Your AI coding agent's token data is already on your machine. You just haven't looked at it yet.
Claude Code and Codex both write local logs after every session. Those logs include detailed token breakdowns: uncached input, cache hits, cache writes, output. No API call needed, no provider dashboard, no guessing. The number that matters most, your prompt cache hit rate, has been sitting on your disk every time you wondered why you were burning through your weekly limit so fast.
Claude Code writes a JSONL transcript for every session under ~/.claude/projects/
. Each assistant message carries a usage
block:
{
"type": "assistant",
"uuid": "f0c8...",
"message": {
"model": "claude-opus-4-...",
"usage": {
"input_tokens": 137,
"cache_read_input_tokens": 815193,
"cache_creation_input_tokens": 5521,
"output_tokens": 4260
}
}
}
That split is the whole game. input_tokens
is uncached input. cache_read_input_tokens
is context served from the prompt cache. cache_creation_input_tokens
is context written to cache. output_tokens
is the response. On a long agent session, cache_read
should dwarf input_tokens
. If it does not, you are re-paying for the same context on every single turn.
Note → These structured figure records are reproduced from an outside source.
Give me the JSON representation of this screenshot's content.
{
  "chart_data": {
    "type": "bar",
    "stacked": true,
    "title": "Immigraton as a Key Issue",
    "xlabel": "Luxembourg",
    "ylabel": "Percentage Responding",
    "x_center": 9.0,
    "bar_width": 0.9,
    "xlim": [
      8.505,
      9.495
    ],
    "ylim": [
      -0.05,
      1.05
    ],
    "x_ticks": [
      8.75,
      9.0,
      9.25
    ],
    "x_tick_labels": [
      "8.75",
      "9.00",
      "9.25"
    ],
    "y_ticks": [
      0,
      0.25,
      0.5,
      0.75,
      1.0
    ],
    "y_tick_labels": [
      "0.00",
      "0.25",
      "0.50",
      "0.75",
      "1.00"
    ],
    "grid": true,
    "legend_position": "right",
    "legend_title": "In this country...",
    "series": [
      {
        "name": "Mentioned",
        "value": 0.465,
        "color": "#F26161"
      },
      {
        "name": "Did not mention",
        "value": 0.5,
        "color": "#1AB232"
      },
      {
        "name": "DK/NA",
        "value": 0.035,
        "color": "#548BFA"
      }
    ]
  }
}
Codex writes rollouts under ~/.codex/sessions/
. It emits token_count
events with a cumulative running total per session:
{ "type": "token_count", "info": { "total_token_usage": {
"input_tokens": 0, "cached_input_tokens": 0,
"output_tokens": 0, "reasoning_output_tokens": 0
}}}
Because Codex counts are cumulative, you take the delta between events rather than summing them.
A few lines of Node walk the JSONL, sum usage per model per day, and dedupe by message uuid
for Claude and by session delta for Codex, so you never double-count:
import { readFileSync } from 'node:fs'
for (const line of readFileSync(file, 'utf8').split('\n')) {
if (!line.trim()) continue
const o = JSON.parse(line)
const u = o.message?.usage
if (!u || seen.has(o.uuid)) continue
seen.add(o.uuid)
// accumulate u.input_tokens, u.cache_read_input_tokens,
// u.cache_creation_input_tokens, u.output_tokens by o.message.model
}
Notice what you do not need: the prompt text, the response text, or any API key. Model names and token counts are enough to compute everything useful. A usage tool should never have to read what you typed, and this one does not.
Once you aggregate, one metric matters more than the rest: your prompt cache hit rate.
hit_rate = cache_read / (cache_read + cache_creation + uncached_input)
On a flat plan, this is your real efficiency lever. A high hit rate means you are reusing context instead of resending it. A low one means you are burning tokens, and your usage limit, on the same context over and over. The fix is usually structural: stabilize the front of your prompt so the cache prefix stays intact, keep tool definitions lean, and stop reshuffling system context between turns.
One honest caveat: on a subscription you do not pay per token, so any dollar figure is an API list-price equivalent, not your actual cost. It is a useful sense of scale, nothing more. The signals that genuinely matter are token volume and cache hit rate. Any tool that flashes a "you spent $X this month" number at a flat-plan user is being a little loose with what that number means.
I wrapped all of this into ModelMeter. A one-line collector reads those local logs and sends the token counts, and only the token counts, to a dashboard that shows your cache hit rate, ranks where your tokens are going, and labels every figure by how it was derived: computed from real tokens, a gated estimate, or "coming" when it needs request-level data the logs do not contain.
npx modelmeter-collect init <your-token>
npx modelmeter-collect
Add a Claude Code Stop
hook or a 60-second cron job and it stays live, updating after each prompt. It works for Claude Code, Codex, or both. It also accepts usage from a metered API key via a copy-paste snippet, or from a CSV export if you would rather not run the collector at all.
Free to try at modelmeter.dev.
Whether or not you use ModelMeter: you are not flying blind. Your subscription coding tool has been writing detailed usage data to your local disk after every session. Go read it. You will almost certainly find that your biggest efficiency lever is a single number you have never once looked at.